Ambisi yang tidak realistis


Ilustrasi (Pixabay)

Dengan tingkat utang pribadi yang meningkat, penurunan tingkat tabungan dan biaya sewa dan hipotek yang benar-benar tidak sesuai dengan pendapatan. 

Sebuah penelitian, oleh aggregator diskon Voucher Codes Pro, menemukan lebih dari sepertiga dari kita menetapkan tujuan Januari ini untuk membebaskan diri dari hutang. Sepertiga lainnya ingin menghemat lebih banyak uang untuk masa depan, baik itu tiket, liburan atau rumah.

Rute terbaik untuk mencapai tujuan kami tampak jelas. Kita semua pernah mendengar tentang jumlah luar biasa yang bisa kita hemat dengan memotong setiap kopi yang dibeli yang bahkan akan kita pertimbangkan untuk dibeli sepanjang tahun, misalnya.

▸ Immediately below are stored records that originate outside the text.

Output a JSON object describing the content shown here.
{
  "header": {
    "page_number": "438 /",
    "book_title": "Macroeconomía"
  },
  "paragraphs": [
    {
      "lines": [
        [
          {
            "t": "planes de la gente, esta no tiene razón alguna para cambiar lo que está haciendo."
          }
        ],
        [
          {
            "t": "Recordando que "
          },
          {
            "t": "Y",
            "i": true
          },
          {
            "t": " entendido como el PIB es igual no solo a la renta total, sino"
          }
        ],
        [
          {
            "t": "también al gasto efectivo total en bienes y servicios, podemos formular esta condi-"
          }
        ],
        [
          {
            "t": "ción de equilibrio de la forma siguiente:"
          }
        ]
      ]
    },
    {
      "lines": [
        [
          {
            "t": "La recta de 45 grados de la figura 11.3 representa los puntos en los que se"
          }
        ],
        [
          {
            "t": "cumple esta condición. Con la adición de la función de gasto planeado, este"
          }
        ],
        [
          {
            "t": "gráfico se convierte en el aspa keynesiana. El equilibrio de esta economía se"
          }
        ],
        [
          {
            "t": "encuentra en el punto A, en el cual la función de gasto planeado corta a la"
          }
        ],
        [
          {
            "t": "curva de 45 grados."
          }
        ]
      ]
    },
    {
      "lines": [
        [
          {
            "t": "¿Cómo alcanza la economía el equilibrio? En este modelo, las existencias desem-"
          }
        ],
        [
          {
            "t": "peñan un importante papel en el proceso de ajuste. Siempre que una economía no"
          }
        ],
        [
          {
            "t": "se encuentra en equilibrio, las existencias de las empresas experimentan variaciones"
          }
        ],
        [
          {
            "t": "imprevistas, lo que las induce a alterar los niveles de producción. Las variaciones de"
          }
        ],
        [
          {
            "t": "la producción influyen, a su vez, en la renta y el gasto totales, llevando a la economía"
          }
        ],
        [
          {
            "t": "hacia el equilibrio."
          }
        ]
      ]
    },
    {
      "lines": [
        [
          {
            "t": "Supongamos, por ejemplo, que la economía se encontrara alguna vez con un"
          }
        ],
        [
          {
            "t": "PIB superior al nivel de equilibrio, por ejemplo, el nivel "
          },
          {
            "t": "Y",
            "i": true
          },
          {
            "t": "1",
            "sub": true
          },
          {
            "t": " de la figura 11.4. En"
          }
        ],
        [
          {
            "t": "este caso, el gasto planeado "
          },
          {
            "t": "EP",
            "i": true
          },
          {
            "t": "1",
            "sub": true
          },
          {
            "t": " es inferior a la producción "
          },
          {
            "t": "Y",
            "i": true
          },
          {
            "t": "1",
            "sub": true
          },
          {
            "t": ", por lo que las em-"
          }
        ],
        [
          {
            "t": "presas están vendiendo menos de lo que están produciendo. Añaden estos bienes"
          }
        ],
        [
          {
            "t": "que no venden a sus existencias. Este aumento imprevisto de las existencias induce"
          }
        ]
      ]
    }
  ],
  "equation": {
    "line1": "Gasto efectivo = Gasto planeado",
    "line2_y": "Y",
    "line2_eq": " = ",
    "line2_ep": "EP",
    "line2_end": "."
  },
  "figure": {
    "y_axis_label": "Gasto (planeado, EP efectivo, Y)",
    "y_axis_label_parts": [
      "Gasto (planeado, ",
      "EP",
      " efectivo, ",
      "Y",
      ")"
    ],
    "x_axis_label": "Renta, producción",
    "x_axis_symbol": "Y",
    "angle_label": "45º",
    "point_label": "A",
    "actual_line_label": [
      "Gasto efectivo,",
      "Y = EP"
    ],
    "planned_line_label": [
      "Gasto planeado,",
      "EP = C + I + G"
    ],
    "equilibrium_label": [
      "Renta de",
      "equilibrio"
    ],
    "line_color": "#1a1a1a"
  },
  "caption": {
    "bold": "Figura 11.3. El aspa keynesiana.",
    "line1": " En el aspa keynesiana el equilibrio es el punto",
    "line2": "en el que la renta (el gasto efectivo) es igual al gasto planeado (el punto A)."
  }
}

Tetapi dengan 82 persen pembuat resolusi berusaha untuk tetap pada setidaknya dua janji keuangan yang berbeda sekaligus, resolusi yang paling mungkin gagal termasuk menabung jumlah yang ditetapkan setiap bulan dan tidak menggunakan segala bentuk kredit sama sekali.

Baca juga: Jusuf Kalla: Masih Ada 12 Hari, Kalau Tak Lapor Pajak Didenda

Ini adalah tujuan penting yang, sangat penting, bergantung pada perubahan besar dalam perilaku sehari-hari.

Mendorong ulang diri kita secara tiba-tiba, pada jam-jam terakhir musim perayaan atau setiap saat sepanjang tahun, adalah pertanyaan besar dan konsekuensi psikologis dari kegagalan bahkan dapat memicu kekhawatiran uang yang lebih besar di masa depan.

Meskipun tiga per lima dari kita bertekad untuk mencoba kembali ke kereta, seperlima akan menyerah sepenuhnya setelah upaya pertama, kembali ke pola dan pengambilan keputusan yang mendorong mereka untuk membuat perubahan drastis di tempat pertama .

Penelitian dari agregator pinjaman Freedom Finance menunjukkan bahwa dibutuhkan tiga upaya untuk berhasil menyelesaikan resolusi tahun baru dan bahwa hampir dua dari setiap lima orang tidak pernah berhasil dalam resolusi mereka.

Bukan hanya saat punya keinginan


Ilustrasi (Pixabay)

Tapi ini bukan hanya tentang kemauan. Setiap aspirasi untuk menabung atau melunasi jumlah tertentu setiap bulan, terutama jika total tersebut diambil dari tanpa anggaran untuk mendasarkan angka-angka itu, jarang memperhitungkan biaya tak terduga yang pasti akan muncul.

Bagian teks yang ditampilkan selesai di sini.